Jacke anziehen, Spielsachen teilen oder einfach nur weitergehen – mit einem knapp zweijährigen Mädchen werden die kleinsten Vorhaben zur größten Herausforderung. Seit unsere Autorin Martina Steinbach weiß warum das so ist, lebt sie entspannter

„In einer halben Stunde haben wir einen Termin beim Kinderarzt, die Kleine steht noch im Schlafanzug da und will sich absolut nicht anziehen lassen. Stattdessen rennt sie von Zimmer zu Zimmer und stößt quietschende Schreie aus – ich könnte platzen! Wir schaffen es niemals, pünktlich zu sein.

Gutes Zureden hilft nicht (,Teddy ist auch schon angezogen’), Ablenkung hilft nicht (,draußen sehen wir bestimmt einen Hund’) und der Versuch, sie einfach auf den Arm zu nehmen, endet mit festem Fußstapfen und Krokodilstränen.

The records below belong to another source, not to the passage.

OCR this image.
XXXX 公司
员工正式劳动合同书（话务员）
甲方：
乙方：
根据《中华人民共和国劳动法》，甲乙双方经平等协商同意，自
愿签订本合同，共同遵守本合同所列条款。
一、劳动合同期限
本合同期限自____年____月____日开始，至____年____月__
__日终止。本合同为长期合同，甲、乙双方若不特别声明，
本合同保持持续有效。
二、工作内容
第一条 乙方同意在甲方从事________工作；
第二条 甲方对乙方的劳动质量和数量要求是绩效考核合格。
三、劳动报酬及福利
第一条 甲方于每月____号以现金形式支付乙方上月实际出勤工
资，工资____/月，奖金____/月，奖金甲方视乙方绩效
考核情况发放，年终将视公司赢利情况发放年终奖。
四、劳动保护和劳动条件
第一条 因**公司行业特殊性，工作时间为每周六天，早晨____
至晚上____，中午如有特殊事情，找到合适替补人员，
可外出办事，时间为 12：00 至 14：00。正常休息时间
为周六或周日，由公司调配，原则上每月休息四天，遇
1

In meiner Verzweiflung gebe ich ihr mein Handy und lasse sie Videos anschauen. Sofort ist das Drama beendet, sie lässt sich wiederstandlos auf den Wickeltisch legen und ist in Nullkommanichts umgezogen.

Wahrscheinlich hätte ich die Situation mit gutem Zureden anders lösen können. Mit mehr Geduld. Doch dafür hätte ich a) mehr Schlaf und b) ein Tasse Kaffee gebraucht. Beides war nicht drin und ich fühle mich unglaublich schlecht. Das Kind vor den Fernseher zu setzen, damit Ruhe ist, gehört zu meinen absoluten Erziehungs-No Go’s. Noch schlimmer ist nur der Klapps auf den Po….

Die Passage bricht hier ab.